Once Don could see Donald more clearly, he really, really didn’t like what he saw. He was especially angered by Trump’s treatment of Senator John McCain, a fellow pilot and veteran. How could Trump say he prefers the ones not captured? That Trump had been saying many such things for quite some time was immaterial to Don and Katy. They were awake now. They could see it now.

The untruth is a drug. And Giridharadas is not alone in pointing this out. Early last October The New York Times reported how many Trump supporters who deeply cared about affordable healthcare as a top voting issue, believed Trump would protect coverage for those with pre-existing conditions, despite a policy record clearly demonstrating the opposite.

One voter said: “I’ve heard from him that he would continue with pre-existing conditions so that people would not lose their health insurance.
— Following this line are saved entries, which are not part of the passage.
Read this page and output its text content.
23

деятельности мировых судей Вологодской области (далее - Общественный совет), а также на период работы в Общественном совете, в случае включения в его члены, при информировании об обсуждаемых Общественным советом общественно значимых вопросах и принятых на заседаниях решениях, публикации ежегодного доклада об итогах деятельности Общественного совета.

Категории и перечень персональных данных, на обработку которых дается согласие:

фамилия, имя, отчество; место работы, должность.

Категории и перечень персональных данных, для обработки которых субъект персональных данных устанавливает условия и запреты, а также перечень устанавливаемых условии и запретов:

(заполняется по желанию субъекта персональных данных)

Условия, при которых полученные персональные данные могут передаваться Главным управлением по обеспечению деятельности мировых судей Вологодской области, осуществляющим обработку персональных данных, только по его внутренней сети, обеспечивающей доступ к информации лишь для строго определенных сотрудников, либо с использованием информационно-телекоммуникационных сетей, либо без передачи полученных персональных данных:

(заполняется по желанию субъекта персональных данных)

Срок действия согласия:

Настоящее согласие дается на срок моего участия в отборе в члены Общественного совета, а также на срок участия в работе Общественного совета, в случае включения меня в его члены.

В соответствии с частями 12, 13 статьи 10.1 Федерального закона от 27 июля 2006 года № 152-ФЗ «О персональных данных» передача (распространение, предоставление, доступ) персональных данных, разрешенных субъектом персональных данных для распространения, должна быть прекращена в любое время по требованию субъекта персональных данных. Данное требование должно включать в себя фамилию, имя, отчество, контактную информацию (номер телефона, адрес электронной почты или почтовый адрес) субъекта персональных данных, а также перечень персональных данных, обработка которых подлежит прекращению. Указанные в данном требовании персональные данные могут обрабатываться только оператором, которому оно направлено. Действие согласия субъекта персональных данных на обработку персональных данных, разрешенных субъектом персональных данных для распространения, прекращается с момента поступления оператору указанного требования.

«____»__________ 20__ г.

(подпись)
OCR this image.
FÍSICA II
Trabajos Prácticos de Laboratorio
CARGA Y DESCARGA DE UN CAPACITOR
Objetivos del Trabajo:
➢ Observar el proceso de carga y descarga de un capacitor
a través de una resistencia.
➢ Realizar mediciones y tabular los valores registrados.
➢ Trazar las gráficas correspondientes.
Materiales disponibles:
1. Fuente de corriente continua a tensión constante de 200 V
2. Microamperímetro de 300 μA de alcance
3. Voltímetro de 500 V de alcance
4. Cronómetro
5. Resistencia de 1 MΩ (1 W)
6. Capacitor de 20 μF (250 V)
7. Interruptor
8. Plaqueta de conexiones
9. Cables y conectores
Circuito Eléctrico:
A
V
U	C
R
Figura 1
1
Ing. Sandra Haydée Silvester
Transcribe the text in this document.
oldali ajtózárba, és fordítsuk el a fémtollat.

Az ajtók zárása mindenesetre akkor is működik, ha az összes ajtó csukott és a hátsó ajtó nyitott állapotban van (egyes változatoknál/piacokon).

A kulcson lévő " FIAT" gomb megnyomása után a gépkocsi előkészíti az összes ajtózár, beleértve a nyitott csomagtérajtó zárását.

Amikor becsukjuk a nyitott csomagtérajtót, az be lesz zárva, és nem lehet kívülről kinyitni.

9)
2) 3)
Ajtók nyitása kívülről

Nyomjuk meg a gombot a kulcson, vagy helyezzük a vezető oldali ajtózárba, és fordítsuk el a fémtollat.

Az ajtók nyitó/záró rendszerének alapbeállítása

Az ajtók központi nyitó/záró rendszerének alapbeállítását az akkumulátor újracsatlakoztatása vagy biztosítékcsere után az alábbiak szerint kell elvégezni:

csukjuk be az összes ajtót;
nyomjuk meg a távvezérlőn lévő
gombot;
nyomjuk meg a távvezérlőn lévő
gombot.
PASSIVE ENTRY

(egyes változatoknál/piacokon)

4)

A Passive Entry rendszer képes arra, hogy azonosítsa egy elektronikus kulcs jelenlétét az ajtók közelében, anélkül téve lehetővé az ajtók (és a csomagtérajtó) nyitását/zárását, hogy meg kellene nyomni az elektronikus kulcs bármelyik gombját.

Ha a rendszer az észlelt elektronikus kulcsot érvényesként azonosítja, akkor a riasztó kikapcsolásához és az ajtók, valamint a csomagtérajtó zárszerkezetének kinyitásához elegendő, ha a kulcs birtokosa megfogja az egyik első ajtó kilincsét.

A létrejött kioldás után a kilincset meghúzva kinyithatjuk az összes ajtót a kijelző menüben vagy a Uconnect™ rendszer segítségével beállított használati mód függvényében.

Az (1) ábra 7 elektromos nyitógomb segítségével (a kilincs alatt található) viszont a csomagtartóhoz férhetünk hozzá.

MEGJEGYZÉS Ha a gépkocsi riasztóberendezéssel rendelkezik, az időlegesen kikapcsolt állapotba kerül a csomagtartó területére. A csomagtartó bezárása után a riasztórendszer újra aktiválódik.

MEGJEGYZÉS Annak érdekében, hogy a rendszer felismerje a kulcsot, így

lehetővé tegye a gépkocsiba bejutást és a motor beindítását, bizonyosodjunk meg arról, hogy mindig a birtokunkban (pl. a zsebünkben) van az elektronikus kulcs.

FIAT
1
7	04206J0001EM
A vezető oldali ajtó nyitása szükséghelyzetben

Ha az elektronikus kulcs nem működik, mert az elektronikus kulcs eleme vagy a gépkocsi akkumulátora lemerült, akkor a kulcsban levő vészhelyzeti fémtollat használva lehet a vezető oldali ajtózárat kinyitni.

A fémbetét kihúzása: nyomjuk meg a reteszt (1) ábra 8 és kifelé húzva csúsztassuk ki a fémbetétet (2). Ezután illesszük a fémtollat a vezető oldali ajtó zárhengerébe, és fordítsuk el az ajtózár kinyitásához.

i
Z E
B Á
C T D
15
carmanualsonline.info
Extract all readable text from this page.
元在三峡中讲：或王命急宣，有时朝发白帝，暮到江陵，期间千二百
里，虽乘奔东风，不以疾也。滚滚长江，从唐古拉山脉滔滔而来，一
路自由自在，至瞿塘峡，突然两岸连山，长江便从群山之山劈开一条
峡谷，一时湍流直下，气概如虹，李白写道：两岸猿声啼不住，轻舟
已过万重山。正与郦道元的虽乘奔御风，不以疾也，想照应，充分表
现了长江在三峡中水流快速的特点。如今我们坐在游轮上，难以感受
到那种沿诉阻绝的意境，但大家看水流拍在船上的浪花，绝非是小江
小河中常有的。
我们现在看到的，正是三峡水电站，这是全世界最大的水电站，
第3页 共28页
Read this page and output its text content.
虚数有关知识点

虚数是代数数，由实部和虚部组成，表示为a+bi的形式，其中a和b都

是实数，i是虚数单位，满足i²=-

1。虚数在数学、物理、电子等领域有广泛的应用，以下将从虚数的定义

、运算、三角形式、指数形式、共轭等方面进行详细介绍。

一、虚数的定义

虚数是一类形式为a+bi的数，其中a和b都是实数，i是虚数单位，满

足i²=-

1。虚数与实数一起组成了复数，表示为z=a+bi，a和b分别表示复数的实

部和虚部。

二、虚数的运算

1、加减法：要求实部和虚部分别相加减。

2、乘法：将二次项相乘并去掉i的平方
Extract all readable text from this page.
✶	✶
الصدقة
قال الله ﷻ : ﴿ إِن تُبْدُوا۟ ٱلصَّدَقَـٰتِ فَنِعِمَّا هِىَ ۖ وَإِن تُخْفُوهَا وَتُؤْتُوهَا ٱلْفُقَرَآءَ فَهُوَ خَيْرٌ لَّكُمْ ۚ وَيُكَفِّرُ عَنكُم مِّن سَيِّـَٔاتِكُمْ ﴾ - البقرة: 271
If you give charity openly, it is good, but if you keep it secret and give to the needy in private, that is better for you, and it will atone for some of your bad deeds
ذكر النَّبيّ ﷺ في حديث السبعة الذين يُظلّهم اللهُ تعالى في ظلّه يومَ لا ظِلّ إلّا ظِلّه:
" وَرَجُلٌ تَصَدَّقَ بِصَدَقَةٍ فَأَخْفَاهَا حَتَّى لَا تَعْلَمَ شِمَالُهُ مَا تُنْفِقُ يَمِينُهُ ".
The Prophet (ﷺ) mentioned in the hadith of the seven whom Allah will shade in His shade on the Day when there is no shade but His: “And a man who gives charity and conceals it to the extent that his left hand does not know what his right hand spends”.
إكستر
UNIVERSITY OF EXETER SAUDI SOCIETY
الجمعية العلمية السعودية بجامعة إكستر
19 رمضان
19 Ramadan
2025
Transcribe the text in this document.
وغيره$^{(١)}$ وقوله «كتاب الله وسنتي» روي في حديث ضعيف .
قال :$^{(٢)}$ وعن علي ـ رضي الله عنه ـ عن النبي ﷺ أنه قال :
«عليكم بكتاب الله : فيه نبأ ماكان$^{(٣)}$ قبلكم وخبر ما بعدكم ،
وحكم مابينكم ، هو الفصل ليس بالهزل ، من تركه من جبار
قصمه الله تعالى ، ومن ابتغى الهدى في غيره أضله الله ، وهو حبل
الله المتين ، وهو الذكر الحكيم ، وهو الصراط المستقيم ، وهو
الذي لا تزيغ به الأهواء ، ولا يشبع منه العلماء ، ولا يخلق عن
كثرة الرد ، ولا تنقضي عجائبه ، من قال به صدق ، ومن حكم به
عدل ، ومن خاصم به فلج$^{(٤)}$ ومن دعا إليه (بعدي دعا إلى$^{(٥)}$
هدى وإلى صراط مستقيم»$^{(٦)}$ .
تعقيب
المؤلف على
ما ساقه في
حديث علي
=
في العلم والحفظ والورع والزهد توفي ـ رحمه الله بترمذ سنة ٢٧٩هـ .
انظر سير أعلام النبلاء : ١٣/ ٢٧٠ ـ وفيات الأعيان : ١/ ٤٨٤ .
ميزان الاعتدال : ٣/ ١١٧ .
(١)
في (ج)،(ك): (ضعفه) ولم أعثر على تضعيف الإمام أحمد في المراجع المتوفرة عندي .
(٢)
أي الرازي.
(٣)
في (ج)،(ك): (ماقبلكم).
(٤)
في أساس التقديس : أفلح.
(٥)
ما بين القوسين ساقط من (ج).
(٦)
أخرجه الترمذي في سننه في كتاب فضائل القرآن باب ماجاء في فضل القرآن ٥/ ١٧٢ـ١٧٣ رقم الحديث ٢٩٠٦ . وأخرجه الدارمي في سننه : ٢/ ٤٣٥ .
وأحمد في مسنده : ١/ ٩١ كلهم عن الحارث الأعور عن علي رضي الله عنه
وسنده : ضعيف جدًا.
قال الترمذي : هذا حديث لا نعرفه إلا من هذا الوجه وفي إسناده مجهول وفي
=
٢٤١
It’s made a big difference with me and my husband.”

Reporting the truth and ignoring the lies, which means ignoring the lion’s share of Trump’s verbal diarrhea, can make a difference.

It may be that a good number of Trump voters support him not because they are mean and racist like him but because they believe the lies they hear so much—because they are given air time.

If ignore Trump and stop giving him air, he just might go away.